11/1/07

Providing a lively note near Day of the Dead

La Catrina brings chamber music to a more diverse crowd

Thursday, Nov. 1, 2007

By Marcie Young
Charlotte Observer Staff Writer

HICKORY - La Catrina was trying to be a little scary this week.

It was the day before Halloween -- two days before the Mexican holiday Día de los Muertos, or Day of the Dead -- and the string quartet was hoping the 80 kids at the Centro Latino performance would feel a little creepy when they heard Franz Shubert's "Death and the Maiden."

"This one is about a chase between death and a lady," said Daniel Vega-Albela, one of the quartet's two violinists. "Guess who ends up winning?"

The string group -- three Mexicans and a New York-born Puerto Rican -- launched into the piece, playing the high-pitched ferocity of death with fervor and the whimsical protests of the maiden softly.

The Tuesday evening performance -- held for a group of mostly Latino students -- was one of several shows La Catrina will play during its three-year residency with the Western Piedmont Symphony, which began in the fall.

But the group, said Chris Brown, the symphony's executive director, isn't getting attention only from the regular classical musician patrons, but from a more diverse audience that might not typically listen to the violin, viola and cello.

"Chamber music is a niche market," Brown said, "but it is one (La Catrina) is opening up by their style ... They play newer music and very lively pieces with great verve and vigor."

La Catrina, one of only a few professional Latino string quartets in the United States, draws much of its inspiration from Mexico's culture and traditions.

So, when the original group started playing together 10 years ago in Morelia, Mexico, and was choosing a name, it wanted something representative of the entire country.

"Day of the Dead is something everyone in Mexico knows about," said cellist Alan Daowz.

And La Calavera de la Catrina, a 1913 etching of a well-dressed skeleton woman by Jose Guadalupe Posada, is one of the best-known images of the Day of the Dead celebrations, Daowz said.

"La Catrina, with her mischievous smile," the group notes in its performance program, "pleads with the living to seize the moment, and through music and dance, find life's meaning."

The group separated for a while but came back together -- this time with George Anthony Figueroa on violin -- a few years ago and has performed as a group and as soloists in Mexico, the United States, Japan and the United Kingdom.

Collectively, the men have more than 86 years playing string instruments and have all earned bachelor's and master's degrees in music -- but they say it is the blending of their backgrounds and attention to newer pieces that elevate their sound and draw attention from the audience and critics.

"Chamber music is sort of dying in a way," said violist Jorge Martinez, "so we start by playing things (younger audiences) want to hear and slowly bring them into it. How can they not like it after that?"

Figueroa, 36, began his classical training at age 6 and is the son of a composer in Puerto Rico. Vega-Albela, 36, was 9 when he started playing the violin but, with a grandmother who was trained as a concert pianist and taught lessons, was always surrounded by music.

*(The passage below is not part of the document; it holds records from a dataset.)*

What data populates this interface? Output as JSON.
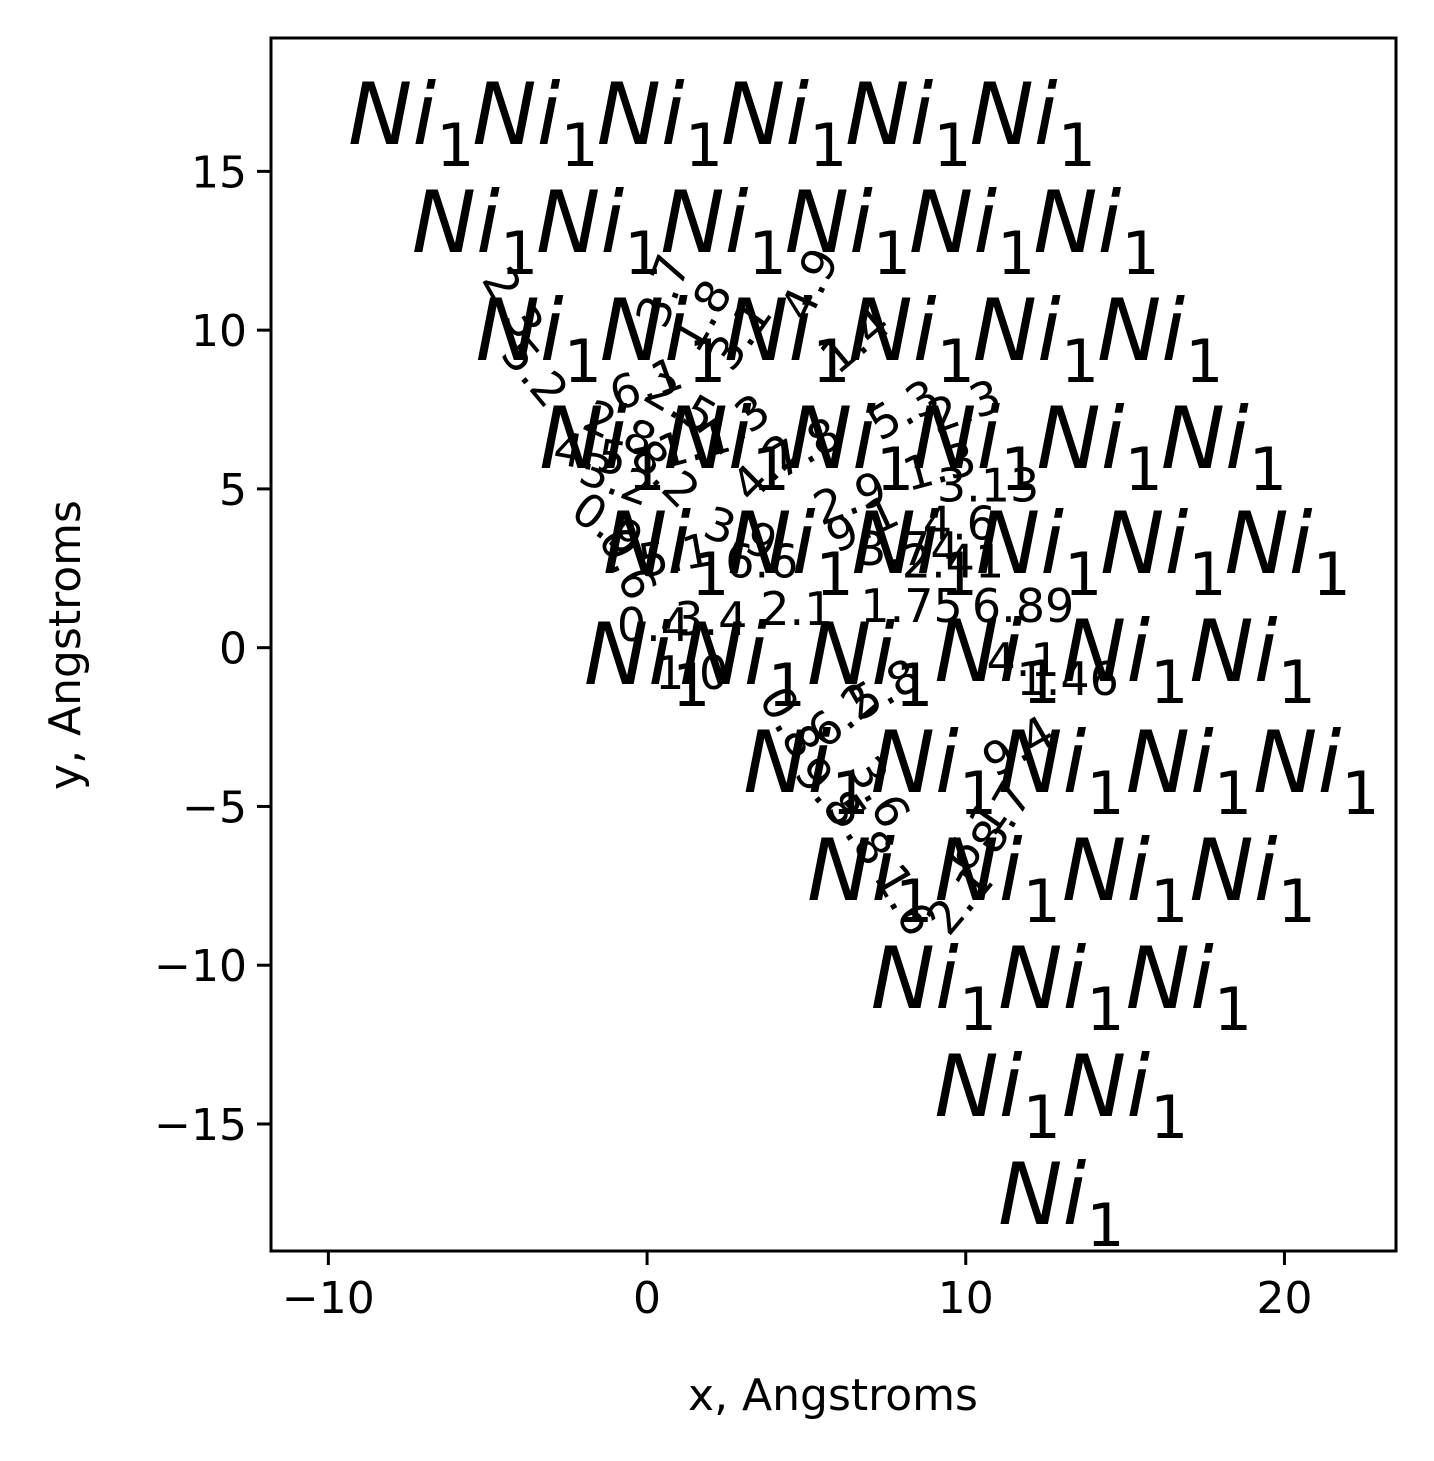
{
  "chart_data": {
    "type": "scatter",
    "xlabel": "x, Angstroms",
    "ylabel": "y, Angstroms",
    "xlim": [
      -11.8,
      23.5
    ],
    "ylim": [
      -19.0,
      19.2
    ],
    "xticks": [
      -10,
      0,
      10,
      20
    ],
    "xtick_labels": [
      "−10",
      "0",
      "10",
      "20"
    ],
    "yticks": [
      -15,
      -10,
      -5,
      0,
      5,
      10,
      15
    ],
    "ytick_labels": [
      "−15",
      "−10",
      "−5",
      "0",
      "5",
      "10",
      "15"
    ],
    "grid": false,
    "atom_label": {
      "element": "Ni",
      "count": "1"
    },
    "atoms": [
      {
        "x": -7.4,
        "y": 16.8
      },
      {
        "x": -3.5,
        "y": 16.8
      },
      {
        "x": 0.4,
        "y": 16.8
      },
      {
        "x": 4.3,
        "y": 16.8
      },
      {
        "x": 8.2,
        "y": 16.8
      },
      {
        "x": 12.1,
        "y": 16.8
      },
      {
        "x": -5.4,
        "y": 13.4
      },
      {
        "x": -1.5,
        "y": 13.4
      },
      {
        "x": 2.4,
        "y": 13.4
      },
      {
        "x": 6.3,
        "y": 13.4
      },
      {
        "x": 10.2,
        "y": 13.4
      },
      {
        "x": 14.1,
        "y": 13.4
      },
      {
        "x": -3.4,
        "y": 10.0
      },
      {
        "x": 0.5,
        "y": 10.0
      },
      {
        "x": 4.4,
        "y": 10.0
      },
      {
        "x": 8.3,
        "y": 10.0
      },
      {
        "x": 12.2,
        "y": 10.0
      },
      {
        "x": 16.1,
        "y": 10.0
      },
      {
        "x": -1.4,
        "y": 6.6
      },
      {
        "x": 2.5,
        "y": 6.6
      },
      {
        "x": 6.4,
        "y": 6.6
      },
      {
        "x": 10.3,
        "y": 6.6
      },
      {
        "x": 14.2,
        "y": 6.6
      },
      {
        "x": 18.1,
        "y": 6.6
      },
      {
        "x": 0.6,
        "y": 3.3
      },
      {
        "x": 4.5,
        "y": 3.3
      },
      {
        "x": 8.4,
        "y": 3.3
      },
      {
        "x": 12.3,
        "y": 3.3
      },
      {
        "x": 16.2,
        "y": 3.3
      },
      {
        "x": 20.1,
        "y": 3.3
      },
      {
        "x": 0.0,
        "y": -0.2
      },
      {
        "x": 3.0,
        "y": -0.2
      },
      {
        "x": 7.0,
        "y": -0.2
      },
      {
        "x": 11.0,
        "y": -0.1
      },
      {
        "x": 15.0,
        "y": -0.1
      },
      {
        "x": 19.0,
        "y": -0.1
      },
      {
        "x": 5.0,
        "y": -3.6
      },
      {
        "x": 9.0,
        "y": -3.6
      },
      {
        "x": 13.0,
        "y": -3.6
      },
      {
        "x": 17.0,
        "y": -3.6
      },
      {
        "x": 21.0,
        "y": -3.6
      },
      {
        "x": 7.0,
        "y": -7.0
      },
      {
        "x": 11.0,
        "y": -7.0
      },
      {
        "x": 15.0,
        "y": -7.0
      },
      {
        "x": 19.0,
        "y": -7.0
      },
      {
        "x": 9.0,
        "y": -10.4
      },
      {
        "x": 13.0,
        "y": -10.4
      },
      {
        "x": 17.0,
        "y": -10.4
      },
      {
        "x": 11.0,
        "y": -13.8
      },
      {
        "x": 15.0,
        "y": -13.8
      },
      {
        "x": 13.0,
        "y": -17.2
      }
    ],
    "bond_labels": [
      {
        "text": "2.3",
        "x": -4.3,
        "y": 10.8,
        "angle": 60
      },
      {
        "text": "5.2",
        "x": -3.6,
        "y": 8.6,
        "angle": 50
      },
      {
        "text": "3.7",
        "x": 0.6,
        "y": 11.2,
        "angle": -70
      },
      {
        "text": "1.8",
        "x": 1.8,
        "y": 10.4,
        "angle": -60
      },
      {
        "text": "3.1",
        "x": 3.0,
        "y": 9.8,
        "angle": -55
      },
      {
        "text": "4.9",
        "x": 5.2,
        "y": 11.4,
        "angle": -65
      },
      {
        "text": "1.4",
        "x": 6.6,
        "y": 9.6,
        "angle": -40
      },
      {
        "text": "5.3",
        "x": 8.1,
        "y": 7.4,
        "angle": -30
      },
      {
        "text": "2.3",
        "x": 10.0,
        "y": 7.5,
        "angle": -20
      },
      {
        "text": "1.3",
        "x": 9.2,
        "y": 5.6,
        "angle": -15
      },
      {
        "text": "3.13",
        "x": 10.7,
        "y": 5.0,
        "angle": 0
      },
      {
        "text": "2.9",
        "x": 6.4,
        "y": 4.6,
        "angle": -20
      },
      {
        "text": "9.1",
        "x": 6.8,
        "y": 3.8,
        "angle": -25
      },
      {
        "text": "4.6",
        "x": 9.8,
        "y": 3.8,
        "angle": 0
      },
      {
        "text": "3.74",
        "x": 8.2,
        "y": 3.0,
        "angle": 0
      },
      {
        "text": "2.41",
        "x": 9.6,
        "y": 2.6,
        "angle": 0
      },
      {
        "text": "6.89",
        "x": 11.8,
        "y": 1.2,
        "angle": 0
      },
      {
        "text": "1.75",
        "x": 8.3,
        "y": 1.2,
        "angle": 0
      },
      {
        "text": "2.1",
        "x": 4.7,
        "y": 1.1,
        "angle": 0
      },
      {
        "text": "4.1",
        "x": 11.8,
        "y": -0.5,
        "angle": 0
      },
      {
        "text": "1.46",
        "x": 13.2,
        "y": -1.1,
        "angle": 0
      },
      {
        "text": "1.0",
        "x": 1.4,
        "y": -0.9,
        "angle": 0
      },
      {
        "text": "3.4",
        "x": 2.0,
        "y": 0.8,
        "angle": 0
      },
      {
        "text": "5.8",
        "x": 7.5,
        "y": -1.4,
        "angle": -30
      },
      {
        "text": "9.4",
        "x": 11.7,
        "y": -3.2,
        "angle": -30
      },
      {
        "text": "0.8",
        "x": 4.4,
        "y": -2.4,
        "angle": 60
      },
      {
        "text": "6.2",
        "x": 6.2,
        "y": -2.2,
        "angle": -40
      },
      {
        "text": "9.8",
        "x": 5.6,
        "y": -4.6,
        "angle": 50
      },
      {
        "text": "3.6",
        "x": 7.2,
        "y": -4.6,
        "angle": 60
      },
      {
        "text": "5.8",
        "x": 6.6,
        "y": -5.8,
        "angle": 55
      },
      {
        "text": "8.7",
        "x": 11.2,
        "y": -5.4,
        "angle": -60
      },
      {
        "text": "6.1",
        "x": 10.4,
        "y": -6.0,
        "angle": -55
      },
      {
        "text": "2.1",
        "x": 9.9,
        "y": -8.0,
        "angle": -50
      },
      {
        "text": "1.6",
        "x": 8.0,
        "y": -8.0,
        "angle": 60
      },
      {
        "text": "3.2",
        "x": -1.0,
        "y": 5.2,
        "angle": 20
      },
      {
        "text": "0.9",
        "x": -1.3,
        "y": 3.8,
        "angle": 35
      },
      {
        "text": "2.8",
        "x": -0.9,
        "y": 6.8,
        "angle": 25
      },
      {
        "text": "6.1",
        "x": 0.0,
        "y": 8.2,
        "angle": -20
      },
      {
        "text": "4.5",
        "x": -1.8,
        "y": 6.0,
        "angle": 10
      },
      {
        "text": "8.2",
        "x": 0.5,
        "y": 5.4,
        "angle": 45
      },
      {
        "text": "1.1",
        "x": 1.5,
        "y": 6.3,
        "angle": -15
      },
      {
        "text": "7.3",
        "x": 2.8,
        "y": 6.9,
        "angle": -35
      },
      {
        "text": "0.6",
        "x": -0.7,
        "y": 2.6,
        "angle": 65
      },
      {
        "text": "5.1",
        "x": 0.9,
        "y": 2.8,
        "angle": -10
      },
      {
        "text": "3.9",
        "x": 2.9,
        "y": 3.5,
        "angle": 20
      },
      {
        "text": "4.2",
        "x": 3.8,
        "y": 5.6,
        "angle": -45
      },
      {
        "text": "7.8",
        "x": 5.0,
        "y": 6.2,
        "angle": -30
      },
      {
        "text": "2.5",
        "x": 1.0,
        "y": 7.6,
        "angle": 30
      },
      {
        "text": "6.6",
        "x": 3.6,
        "y": 2.6,
        "angle": 0
      },
      {
        "text": "0.4",
        "x": 0.2,
        "y": 0.6,
        "angle": 0
      }
    ]
  }
}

The group's violist, 30-year-old Martinez, took piano lessons as a child and was 17 when he was introduced to string instruments at a festival. And Daowz, 34, said he didn't plan to become a professional cellist, but when art school didn't turn out to be what he expected, he started thinking about music.

Though they're from different backgrounds, they come together in the group. "You can hear the four different sounds," Figueroa said. "Somebody usually becomes the diva, and the others are overlooked. But in our quartet, that is not the case."

And while La Catrina draws much of its inspiration from Latin traditions, Vega-Albela said he hopes that their cultural background isn't what defines them.

"It makes people more comfortable to put people in these neat, little packages," he said. "But we can play Mozart, and we can play tango. And we can play both well."